Autumn life and readying for Baby
And... snap, just like that, it's autumn out there.
Of course, this fall brings the wonderful, miraculous event of having a baby, so I am decidedly eager to say farewell to summer.
But what a wonderful summer we had. Trips to the lake almost daily, a visit from the paternal grandparents (where the children got to go white-water rafting... {they are living a more exciting life at their combined age of 6 than I am at... much older!}), backyard explorations, gardening attempts (we harvested all of three potatoes and adorable dear Noah said "I think this was a good crop! Let's try again next year, too!") and general merriment.
Patrick took the last week of August off work, and we decided to spend it completely at home. We did a few projects around the house, arranged for a visit with some friends, and hung out at the Madonna House Heritage Festival where Noah tried his hand at quilling and they each got their own balloon animal. Kid-bliss.
My bliss, however, was this -- a new tea pot from the gift shop at Madonna House.
It's very tall, which is needed, because tea is consumed in ridiculous amounts around here, and it's also pretty.
A friend saw me in line with it and said "You're pretty brave for buying something so beautiful with little boys in the house."
I countered, "Sure, it might get broken, but don't I deserve something beautiful anyway?"
Our wood arrived for the cooler fall days and the long, long days of winter (sorry, I can't stomach saying that right now) and Patrick and the boys got to stacking it straight away.
I love seeing them at work together.
Meanwhile, I stayed inside and made bread and listened to country music. Gender roles, much?
Speaking of gender roles, nothing delineates the sexes more than gestating.
When Isaiah and I discuss the baby, he turns to Patrick and says "
you have a baby in your womb, too?"
So we explain to him that only women have wombs
and only women can grow babies inside.
What a darling he is, because when I told him that he used to be inside my womb, too, he looked completely in awe and said
"thank you for letting me live in your womb, Mama!"
So pregnant, in fact, that my feet are no longer visible.
I'm 33 weeks today, which means there's a whole lotta baby in me, and not much lung capacity anymore. Trying to sing at Mass, I gasp for air and give up after a verse or two.
I had to lean way over to photograph my feet, but by cracky, they are still there, with a still-visible flip-flop tan line.
And here I am.
If I look exhausted, it's because I am.
I am wiiiide awake at 4 am and I am unable to get back to sleep,
despite eating a snack, using the bathroom, praying for more sleep.
So I have been going to bed at 8:30 lately.
Suffice to say, I spend little time interacting with Patrick without the kids around
and the time I would normally devote to putting away laundry
(after they go to bed... which is because I find it such a peaceful activity to do in silence)
is rather truncated.
Never fear, though, the laundry does get done.
And here are my little sweethearts hard at work making play-doh creations.

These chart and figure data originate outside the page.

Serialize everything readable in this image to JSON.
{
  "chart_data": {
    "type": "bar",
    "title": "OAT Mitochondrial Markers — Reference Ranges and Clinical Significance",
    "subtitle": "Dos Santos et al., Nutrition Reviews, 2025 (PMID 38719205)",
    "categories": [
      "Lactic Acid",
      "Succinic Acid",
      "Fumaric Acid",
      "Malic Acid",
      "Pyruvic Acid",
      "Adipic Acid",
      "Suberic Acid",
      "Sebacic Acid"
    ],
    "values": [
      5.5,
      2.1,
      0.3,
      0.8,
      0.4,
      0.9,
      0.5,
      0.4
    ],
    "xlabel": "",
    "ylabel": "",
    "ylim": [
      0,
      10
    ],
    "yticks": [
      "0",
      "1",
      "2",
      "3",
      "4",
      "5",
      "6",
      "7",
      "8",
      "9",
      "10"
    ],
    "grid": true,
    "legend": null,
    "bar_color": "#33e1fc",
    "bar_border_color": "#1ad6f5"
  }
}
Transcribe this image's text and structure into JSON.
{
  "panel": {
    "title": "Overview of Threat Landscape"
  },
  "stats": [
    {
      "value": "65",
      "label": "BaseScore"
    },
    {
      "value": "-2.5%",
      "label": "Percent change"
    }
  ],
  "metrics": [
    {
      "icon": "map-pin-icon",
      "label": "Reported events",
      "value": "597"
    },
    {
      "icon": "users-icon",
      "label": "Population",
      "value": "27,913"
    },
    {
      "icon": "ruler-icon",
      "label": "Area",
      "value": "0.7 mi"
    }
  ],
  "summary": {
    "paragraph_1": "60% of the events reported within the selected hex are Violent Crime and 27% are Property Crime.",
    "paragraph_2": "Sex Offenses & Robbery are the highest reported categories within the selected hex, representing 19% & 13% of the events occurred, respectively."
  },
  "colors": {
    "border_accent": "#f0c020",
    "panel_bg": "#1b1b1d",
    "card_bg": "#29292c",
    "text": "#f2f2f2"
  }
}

They have become the best of friends.
Because even complete strangers need to butt in with their negative opinions and observations, every piece of affirming advice or encouraging word I receive needs to be documented.
For instance, the mom who had 7-under-7 smiled at me and said, "You got this, mama!"
She reminded me that the boys have each other to play together while I sit and nurse the new baby, making it much easier than when I had a toddler and a new baby to look after.
(And for the record, since so many people warned me how terrifying having two kids would be,
I can confidently say that one child is much, much harder to mother than two.
Never fear, Mom of One!)
Also, just yesterday afternoon at our local Farmer's Market, I was stopped by a man who told me I was "so blessed" and that I had "beautiful children."
These moments matter.






Love, love LOOOOOVE the teapot. Jealous....
ReplyDeleteYou have got this, mama. I remember looking after Ben one day without the twins when he was a baby and I was completely at loose ends. It was just strange and lonely.
ReplyDeleteWhen Norah was wee and Elena had just had Joe, I remember her saying, "By the time you get to number four, they just sort of slip right in to the family." And I am clinging to those words now! :)
ReplyDeleteI really do expect you will find this baby to be the easiest addition so far. Not only do the boys have each other but you know a LOT more about mothering and maternal time management now than you did when Noah was born.
You look great, Jenna!! Not long to go now. The transition from two to three children was far easier for me than one to two and I suspect it will be for you as well. We are here praying for you and cheering you on!! Love you!